At the 2012 SAS Global Forum, one of the questions from a user was about showing the original data used for the box plot. While you can use outliers in conjunction with the box features to get a feel for the data, for some situations you may need to see exactly what the data looks like, in relation to the boxes.
Since there could be many data points for a given categorical value, some sort of jittering would be needed to “un-clump” the points. Shown below is what you get by overlaying the raw data and the box plot without any jitter:
One solution for this problem is given in “The Graph Template Language: Beyond the SAS/GRAPH® Procedures” by J. M. Pratt. This approach uses a categorical X axis along with a numeric X2 axis that is not displayed.
Starting with SAS 9.3, there is another way to solve this problem. We now support box plots on interval axis! Here is what this solution looks like:
The full program is available here. Here are the main points in this solution:
- Map your categories to a numeric variable.

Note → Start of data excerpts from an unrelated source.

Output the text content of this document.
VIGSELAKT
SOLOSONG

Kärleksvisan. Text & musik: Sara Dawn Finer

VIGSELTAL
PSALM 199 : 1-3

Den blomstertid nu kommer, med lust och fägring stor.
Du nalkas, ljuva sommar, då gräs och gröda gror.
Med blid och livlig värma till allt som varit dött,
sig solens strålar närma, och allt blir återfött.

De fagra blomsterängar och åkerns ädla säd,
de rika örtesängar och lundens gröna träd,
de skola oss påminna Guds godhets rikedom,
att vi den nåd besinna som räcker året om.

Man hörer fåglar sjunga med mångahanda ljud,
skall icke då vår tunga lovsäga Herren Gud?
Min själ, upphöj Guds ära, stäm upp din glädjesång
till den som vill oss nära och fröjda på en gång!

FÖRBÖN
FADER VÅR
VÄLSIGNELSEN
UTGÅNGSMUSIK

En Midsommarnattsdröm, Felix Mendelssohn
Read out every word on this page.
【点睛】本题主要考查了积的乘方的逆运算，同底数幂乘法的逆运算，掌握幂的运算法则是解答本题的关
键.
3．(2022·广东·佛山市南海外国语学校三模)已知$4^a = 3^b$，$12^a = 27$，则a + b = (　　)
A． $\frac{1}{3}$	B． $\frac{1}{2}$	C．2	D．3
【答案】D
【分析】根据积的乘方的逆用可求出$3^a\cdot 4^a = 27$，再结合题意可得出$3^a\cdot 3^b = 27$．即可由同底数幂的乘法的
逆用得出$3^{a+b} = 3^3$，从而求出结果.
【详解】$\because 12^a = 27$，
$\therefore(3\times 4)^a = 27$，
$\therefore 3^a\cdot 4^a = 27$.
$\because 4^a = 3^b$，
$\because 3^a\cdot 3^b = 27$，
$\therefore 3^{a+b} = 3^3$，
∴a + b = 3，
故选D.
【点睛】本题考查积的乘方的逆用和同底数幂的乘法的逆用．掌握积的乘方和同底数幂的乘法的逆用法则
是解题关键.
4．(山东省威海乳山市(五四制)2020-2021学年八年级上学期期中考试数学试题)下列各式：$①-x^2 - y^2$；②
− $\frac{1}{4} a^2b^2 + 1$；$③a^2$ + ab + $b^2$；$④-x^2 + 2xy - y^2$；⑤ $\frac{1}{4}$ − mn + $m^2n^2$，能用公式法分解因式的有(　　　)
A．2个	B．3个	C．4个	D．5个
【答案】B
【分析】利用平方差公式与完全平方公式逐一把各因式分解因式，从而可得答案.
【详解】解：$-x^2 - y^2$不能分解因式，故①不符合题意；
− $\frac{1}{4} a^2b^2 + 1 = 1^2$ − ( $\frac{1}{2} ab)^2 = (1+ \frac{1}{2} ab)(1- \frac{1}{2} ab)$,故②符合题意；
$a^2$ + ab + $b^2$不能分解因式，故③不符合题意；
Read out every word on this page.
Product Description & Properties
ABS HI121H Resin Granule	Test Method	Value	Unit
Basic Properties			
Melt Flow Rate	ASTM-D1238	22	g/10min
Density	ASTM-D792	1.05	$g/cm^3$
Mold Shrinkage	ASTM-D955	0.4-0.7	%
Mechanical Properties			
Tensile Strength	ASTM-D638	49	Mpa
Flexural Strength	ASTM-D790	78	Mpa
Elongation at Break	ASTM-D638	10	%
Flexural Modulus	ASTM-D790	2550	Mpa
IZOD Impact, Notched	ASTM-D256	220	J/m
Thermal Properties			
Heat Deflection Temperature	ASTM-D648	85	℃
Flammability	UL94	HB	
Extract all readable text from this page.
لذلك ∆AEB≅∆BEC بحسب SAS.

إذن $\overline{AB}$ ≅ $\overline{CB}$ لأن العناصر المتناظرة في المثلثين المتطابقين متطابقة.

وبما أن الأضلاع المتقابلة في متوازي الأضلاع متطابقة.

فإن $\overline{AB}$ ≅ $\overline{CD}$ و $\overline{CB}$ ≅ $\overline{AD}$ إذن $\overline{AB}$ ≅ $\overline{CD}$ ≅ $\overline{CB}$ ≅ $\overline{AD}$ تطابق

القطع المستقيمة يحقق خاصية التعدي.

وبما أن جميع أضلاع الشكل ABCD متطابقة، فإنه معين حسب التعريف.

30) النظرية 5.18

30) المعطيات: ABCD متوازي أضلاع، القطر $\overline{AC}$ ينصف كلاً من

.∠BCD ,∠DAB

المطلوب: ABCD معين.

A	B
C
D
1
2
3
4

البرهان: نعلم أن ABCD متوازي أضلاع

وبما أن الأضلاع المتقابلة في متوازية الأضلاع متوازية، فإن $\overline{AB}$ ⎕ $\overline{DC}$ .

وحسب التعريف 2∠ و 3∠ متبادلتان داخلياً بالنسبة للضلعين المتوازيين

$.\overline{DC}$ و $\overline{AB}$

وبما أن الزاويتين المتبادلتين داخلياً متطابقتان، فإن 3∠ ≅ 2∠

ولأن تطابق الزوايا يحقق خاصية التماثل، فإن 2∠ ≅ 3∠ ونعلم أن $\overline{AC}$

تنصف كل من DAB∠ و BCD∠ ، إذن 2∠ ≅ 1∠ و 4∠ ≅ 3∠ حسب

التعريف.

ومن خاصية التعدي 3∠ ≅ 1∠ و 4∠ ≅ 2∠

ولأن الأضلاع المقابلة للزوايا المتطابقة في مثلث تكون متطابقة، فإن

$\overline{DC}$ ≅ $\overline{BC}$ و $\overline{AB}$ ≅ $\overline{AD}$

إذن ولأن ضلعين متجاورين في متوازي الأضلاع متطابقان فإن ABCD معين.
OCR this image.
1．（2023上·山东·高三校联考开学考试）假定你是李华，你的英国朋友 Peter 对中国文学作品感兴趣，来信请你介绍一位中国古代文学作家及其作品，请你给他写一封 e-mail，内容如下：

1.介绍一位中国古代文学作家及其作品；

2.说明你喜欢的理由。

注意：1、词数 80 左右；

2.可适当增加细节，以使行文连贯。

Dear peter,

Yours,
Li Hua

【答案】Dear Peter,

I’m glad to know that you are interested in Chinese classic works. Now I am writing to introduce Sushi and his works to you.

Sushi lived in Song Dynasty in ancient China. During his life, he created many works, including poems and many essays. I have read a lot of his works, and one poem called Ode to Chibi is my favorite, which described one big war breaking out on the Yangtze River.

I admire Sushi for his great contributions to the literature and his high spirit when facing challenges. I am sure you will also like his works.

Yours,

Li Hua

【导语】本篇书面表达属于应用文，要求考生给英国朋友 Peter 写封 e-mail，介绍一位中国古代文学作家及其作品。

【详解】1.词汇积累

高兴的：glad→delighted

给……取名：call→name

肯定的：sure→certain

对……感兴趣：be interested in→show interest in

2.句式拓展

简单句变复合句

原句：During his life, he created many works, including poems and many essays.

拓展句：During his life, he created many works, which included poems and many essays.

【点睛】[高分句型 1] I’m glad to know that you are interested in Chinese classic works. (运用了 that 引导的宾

- Turn off the display of box outliers – we will be showing all points including the outliers.
- Introduce a small displacement in the X coordinates of the scatter points to reduce collisions. Ideally, this would be a true jitter which takes the degree of collision of the points into account. Here, we make do with a simpler method of adding random noise to every X coordinate.
- Explicitly specify the X axis tick values and map them to the original category values using a format.
- Making the scatter points slightly transparent prevents the points from overpowering the box features (mean, for example). This also helps us notice any overlapping points in spite of added the random noise.
- The above output has the box overlaid on the scatter points. If you choose to overlay the scatter points on top of the box, you also need to force the X axis to be of type linear.
So when you need to explode your boxes, remember this trick!